Amazing, isn’t it? The children of darkness really are wiser than some of the professed children of the light. In this approach, further, METHODS TAKE PRECEDENCE OVER THEOLOGY in building church gatherings, especially the Lord’s Day services of worship. These services are deliberately defended as not being worship services by many in this movement.

Sermons preached often have titles like: “How can I have a happier marriage?” “How can I handle finances better?” “How can I find a job I really like?” “How do I get more time for myself?”

One prominent spokesman writes, “Limit your preaching to roughly 20 minutes, because boomers don’t have much time to spare. And don’t forget to keep your messages light and informal, liberally sprinkling them with humor and personal anecdotes.”[1]

A famous American preacher of some years ago wrote, long before “seeker-sensitivity” arose, “Let your whole sermon be organized around their constructive endeavor to meet those needs. All this is good sense and good psychology…Everybody else is using it from first-class teachers to first-class advertisers. Why should so many preachers continue in such belated fashion to neglect it?” Do you know who said that? Not a modern “seeker-sensitive” proponent, but rather the leading liberal preacher of the 1920s, Harry Emerson Fosdick, an opponent of the Gospel of free grace.

Finally, this new approach destroys true worship in our churches. How can it do otherwise, since worship is preoccupation with God, not ourselves? …

While multitudes line up to follow this approach, true worship suffers even further decline in our churches. The crisis in worship, written of so powerfully fifty years ago by A. W. Tozer, has only gotten deeper and deeper since his death in 1963. It really is “The Missing Jewel of the Evangelical Church.” We don’t worship, precisely because we don’t know the God of the Bible.

Until THEOLOGY is restored to its proper place through reformation, this tendency will never change. Theology must be restored to a central place precisely because theology is careful, reflective thought about God. This very thought creates the soil for a growing worship experience that brings delight to God and joy for the true worshiper.

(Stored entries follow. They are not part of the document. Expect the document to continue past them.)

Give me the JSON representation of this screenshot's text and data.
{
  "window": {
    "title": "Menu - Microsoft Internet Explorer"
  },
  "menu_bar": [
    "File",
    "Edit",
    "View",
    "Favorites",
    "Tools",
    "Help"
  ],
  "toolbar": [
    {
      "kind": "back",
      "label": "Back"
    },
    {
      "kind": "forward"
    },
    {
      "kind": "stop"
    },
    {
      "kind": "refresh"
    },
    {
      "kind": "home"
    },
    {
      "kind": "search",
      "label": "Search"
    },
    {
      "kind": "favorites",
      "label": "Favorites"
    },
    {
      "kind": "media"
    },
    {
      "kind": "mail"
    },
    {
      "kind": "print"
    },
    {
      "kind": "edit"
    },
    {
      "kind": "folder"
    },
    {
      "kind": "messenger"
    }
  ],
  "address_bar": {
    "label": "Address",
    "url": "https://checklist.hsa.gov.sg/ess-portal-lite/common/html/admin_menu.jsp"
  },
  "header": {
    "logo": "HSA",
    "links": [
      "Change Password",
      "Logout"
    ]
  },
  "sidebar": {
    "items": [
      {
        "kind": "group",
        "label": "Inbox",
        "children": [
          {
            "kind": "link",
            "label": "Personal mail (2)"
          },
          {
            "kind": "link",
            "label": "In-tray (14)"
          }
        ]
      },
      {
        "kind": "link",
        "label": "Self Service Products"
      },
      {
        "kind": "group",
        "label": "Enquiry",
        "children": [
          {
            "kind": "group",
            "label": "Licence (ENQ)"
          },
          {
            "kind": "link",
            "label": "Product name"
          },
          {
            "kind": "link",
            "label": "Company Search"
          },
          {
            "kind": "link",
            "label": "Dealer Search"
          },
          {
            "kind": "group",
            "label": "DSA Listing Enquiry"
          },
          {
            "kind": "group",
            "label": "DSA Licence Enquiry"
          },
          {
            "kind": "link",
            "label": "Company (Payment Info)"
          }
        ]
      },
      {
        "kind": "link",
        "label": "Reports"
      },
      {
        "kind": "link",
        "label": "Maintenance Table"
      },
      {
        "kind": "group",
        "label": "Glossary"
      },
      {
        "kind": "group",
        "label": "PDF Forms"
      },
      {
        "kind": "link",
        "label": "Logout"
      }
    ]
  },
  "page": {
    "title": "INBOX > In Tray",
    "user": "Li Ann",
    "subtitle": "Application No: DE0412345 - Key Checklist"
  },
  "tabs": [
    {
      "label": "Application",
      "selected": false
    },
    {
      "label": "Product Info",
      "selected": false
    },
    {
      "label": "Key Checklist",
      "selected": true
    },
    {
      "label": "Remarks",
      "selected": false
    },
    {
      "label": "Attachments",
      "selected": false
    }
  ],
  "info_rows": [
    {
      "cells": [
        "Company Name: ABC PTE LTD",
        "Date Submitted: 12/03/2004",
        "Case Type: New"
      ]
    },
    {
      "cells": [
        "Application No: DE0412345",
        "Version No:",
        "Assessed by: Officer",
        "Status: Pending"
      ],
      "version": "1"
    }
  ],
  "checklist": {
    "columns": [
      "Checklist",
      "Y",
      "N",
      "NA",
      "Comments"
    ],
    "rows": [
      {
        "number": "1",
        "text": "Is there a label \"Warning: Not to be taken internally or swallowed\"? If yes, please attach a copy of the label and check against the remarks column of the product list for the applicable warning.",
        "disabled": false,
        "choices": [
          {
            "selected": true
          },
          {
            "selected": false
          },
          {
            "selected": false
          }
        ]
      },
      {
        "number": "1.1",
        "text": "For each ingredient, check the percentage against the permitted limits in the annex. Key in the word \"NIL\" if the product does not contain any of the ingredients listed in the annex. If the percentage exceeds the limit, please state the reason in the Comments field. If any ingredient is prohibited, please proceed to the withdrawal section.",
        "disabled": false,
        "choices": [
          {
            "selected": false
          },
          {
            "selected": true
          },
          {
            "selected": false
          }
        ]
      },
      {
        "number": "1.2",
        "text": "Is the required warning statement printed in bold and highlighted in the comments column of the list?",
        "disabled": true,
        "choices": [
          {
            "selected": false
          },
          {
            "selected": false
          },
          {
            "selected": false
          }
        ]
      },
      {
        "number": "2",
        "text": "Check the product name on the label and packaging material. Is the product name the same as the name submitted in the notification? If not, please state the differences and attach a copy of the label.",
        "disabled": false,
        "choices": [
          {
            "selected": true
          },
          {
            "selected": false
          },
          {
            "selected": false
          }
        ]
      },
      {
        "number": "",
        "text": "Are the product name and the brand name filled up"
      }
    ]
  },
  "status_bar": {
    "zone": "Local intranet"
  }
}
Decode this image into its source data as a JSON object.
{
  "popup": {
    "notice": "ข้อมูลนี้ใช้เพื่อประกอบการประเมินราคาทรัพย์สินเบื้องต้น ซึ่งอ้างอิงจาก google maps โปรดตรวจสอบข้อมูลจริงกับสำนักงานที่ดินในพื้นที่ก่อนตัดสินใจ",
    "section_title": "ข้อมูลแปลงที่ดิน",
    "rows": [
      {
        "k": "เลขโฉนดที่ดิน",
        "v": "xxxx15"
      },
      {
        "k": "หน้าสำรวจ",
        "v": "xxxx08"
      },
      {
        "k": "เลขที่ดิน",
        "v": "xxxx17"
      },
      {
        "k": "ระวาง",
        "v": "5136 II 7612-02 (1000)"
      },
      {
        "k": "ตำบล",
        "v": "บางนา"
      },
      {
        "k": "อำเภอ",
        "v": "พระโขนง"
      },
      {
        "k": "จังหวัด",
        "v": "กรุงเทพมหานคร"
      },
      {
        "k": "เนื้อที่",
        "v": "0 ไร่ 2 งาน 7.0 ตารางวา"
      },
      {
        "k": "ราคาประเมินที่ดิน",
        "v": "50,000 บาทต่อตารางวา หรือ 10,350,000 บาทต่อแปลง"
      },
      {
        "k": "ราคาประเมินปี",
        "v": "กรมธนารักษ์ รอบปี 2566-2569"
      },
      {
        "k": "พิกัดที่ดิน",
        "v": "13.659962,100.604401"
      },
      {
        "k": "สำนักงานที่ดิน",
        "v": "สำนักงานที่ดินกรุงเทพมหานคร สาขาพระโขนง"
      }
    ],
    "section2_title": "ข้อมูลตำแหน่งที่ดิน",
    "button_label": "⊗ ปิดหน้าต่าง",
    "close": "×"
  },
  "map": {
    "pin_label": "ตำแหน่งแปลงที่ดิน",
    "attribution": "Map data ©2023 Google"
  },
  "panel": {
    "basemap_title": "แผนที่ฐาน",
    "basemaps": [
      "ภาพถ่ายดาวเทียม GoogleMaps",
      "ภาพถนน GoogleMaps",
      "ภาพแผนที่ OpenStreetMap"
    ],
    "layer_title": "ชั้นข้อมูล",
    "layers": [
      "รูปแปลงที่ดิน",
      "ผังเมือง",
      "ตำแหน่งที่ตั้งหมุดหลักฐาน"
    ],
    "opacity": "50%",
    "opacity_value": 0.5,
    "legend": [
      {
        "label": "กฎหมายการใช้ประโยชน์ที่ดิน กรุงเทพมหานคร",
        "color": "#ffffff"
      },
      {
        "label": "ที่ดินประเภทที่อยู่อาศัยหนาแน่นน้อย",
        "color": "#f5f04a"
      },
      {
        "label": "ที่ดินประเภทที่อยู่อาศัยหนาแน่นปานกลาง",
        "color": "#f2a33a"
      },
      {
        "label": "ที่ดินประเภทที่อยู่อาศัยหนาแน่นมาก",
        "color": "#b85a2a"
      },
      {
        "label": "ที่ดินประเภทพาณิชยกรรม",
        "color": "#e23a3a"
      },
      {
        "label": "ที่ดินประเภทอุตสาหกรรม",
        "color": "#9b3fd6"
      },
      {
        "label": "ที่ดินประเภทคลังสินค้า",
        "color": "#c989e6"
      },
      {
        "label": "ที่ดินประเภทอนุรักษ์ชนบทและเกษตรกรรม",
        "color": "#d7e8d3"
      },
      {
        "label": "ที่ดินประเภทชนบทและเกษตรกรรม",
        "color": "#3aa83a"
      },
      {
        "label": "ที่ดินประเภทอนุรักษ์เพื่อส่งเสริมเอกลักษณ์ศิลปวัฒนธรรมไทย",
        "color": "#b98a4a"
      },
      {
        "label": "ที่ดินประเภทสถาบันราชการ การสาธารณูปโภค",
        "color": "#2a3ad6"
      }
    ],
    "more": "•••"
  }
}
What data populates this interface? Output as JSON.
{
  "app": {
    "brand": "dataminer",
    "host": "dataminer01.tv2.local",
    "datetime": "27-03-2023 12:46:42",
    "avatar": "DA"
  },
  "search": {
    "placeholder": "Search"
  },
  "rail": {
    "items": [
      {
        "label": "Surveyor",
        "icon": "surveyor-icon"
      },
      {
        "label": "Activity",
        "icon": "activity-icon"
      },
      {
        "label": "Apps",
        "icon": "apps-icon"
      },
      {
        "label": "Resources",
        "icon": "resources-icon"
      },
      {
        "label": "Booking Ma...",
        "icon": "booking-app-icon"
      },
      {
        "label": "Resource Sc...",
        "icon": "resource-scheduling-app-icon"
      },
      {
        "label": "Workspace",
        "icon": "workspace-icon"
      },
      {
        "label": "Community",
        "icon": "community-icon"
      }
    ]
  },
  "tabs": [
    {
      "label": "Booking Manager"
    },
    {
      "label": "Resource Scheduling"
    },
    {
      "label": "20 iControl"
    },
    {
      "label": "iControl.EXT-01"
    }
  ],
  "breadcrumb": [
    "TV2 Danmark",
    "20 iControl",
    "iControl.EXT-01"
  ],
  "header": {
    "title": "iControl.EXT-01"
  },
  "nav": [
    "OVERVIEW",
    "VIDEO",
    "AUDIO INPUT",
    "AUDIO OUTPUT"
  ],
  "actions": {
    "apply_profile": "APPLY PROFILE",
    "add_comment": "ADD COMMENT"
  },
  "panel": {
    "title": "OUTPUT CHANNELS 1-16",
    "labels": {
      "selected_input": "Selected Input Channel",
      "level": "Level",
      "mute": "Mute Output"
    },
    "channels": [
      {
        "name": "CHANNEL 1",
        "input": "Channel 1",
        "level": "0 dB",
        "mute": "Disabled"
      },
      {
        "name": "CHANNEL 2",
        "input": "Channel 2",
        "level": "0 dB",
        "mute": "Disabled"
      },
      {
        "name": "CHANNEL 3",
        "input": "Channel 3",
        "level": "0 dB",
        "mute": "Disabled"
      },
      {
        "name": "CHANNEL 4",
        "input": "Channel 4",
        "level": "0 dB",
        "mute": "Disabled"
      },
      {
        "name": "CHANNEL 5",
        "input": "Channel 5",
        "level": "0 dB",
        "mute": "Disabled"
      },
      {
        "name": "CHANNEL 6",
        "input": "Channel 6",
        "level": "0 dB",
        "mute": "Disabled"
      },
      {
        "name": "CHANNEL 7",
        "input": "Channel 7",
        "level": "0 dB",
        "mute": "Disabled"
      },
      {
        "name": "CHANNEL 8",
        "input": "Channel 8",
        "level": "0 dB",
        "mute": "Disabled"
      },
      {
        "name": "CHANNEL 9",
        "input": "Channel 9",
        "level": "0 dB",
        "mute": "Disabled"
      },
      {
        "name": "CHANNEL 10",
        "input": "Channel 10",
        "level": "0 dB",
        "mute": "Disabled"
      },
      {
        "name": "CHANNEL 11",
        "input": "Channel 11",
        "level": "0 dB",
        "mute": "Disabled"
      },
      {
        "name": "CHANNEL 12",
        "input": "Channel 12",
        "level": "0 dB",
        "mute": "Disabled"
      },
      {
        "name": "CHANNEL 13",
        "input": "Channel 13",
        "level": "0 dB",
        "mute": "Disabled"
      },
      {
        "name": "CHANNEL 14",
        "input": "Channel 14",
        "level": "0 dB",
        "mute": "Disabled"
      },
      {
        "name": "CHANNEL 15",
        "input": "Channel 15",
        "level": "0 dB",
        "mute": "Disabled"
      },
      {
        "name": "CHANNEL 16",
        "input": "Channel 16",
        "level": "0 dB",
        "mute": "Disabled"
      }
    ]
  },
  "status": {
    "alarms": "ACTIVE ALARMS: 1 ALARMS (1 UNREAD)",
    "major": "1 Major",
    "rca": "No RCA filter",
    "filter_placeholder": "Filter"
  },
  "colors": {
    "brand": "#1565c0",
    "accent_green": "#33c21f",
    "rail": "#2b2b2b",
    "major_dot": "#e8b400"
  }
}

We need to ask: “What does God require of us, where does true worship begin, and what has Scripture ordained for us to do when we worship?” Most assume anything we offer to God, as long as it is sincere, is just fine. Not so, and the first three commandments are being seriously violated by much of our modern worship efforts. As in the Protestant Reformation, we need a major recovery in the whole area of public worship. Our idolatries are just as serious, and the consequences are the continuing judgment of God upon our churches.

Brian Edwards has written, “The church was conceived in a prayer meeting and came to birth in a sermon.” Drama, mime, festive dance, and other novelties have never preceded great awakenings, or any true reformations based solidly on Scripture. A simple consideration of church history reveals something quite different. What we need, wrote an old Methodist, is less organizing and more agonizing.

John Calvin wrote an important tract titled, “The Necessity of Reforming the Church.” In it he argued that the principal place in the Christian religion lies in our worship. The beginning place, he reasoned, was not the source of our salvation but rather “the mode in which God is duly worshiped.” Why is worship of first importance in the Christian religion? Because human beings so quickly turn to their own wisdom, not God’s revelation.

If worship is left “open” to our best intentions, we will always manufacture golden calves and Asherah poles of our sincere, well-intentioned, design! God abominates our best efforts. He wants only what He has ordained, what is according to His revelation and His character. Until the modern church rediscovers this kind of Biblical theology, any pretended awakening is both shallow and ultimately harmful.

 —–

[1] Doug Murren, The Baby Boomerang (Ventura, CA: Regal, 1990), pp. 102-103 as quoted in John MacArthur, Ashamed of the Gospel. 3rd Ed. (Wheaton, IL: Crossway Books), p. 132.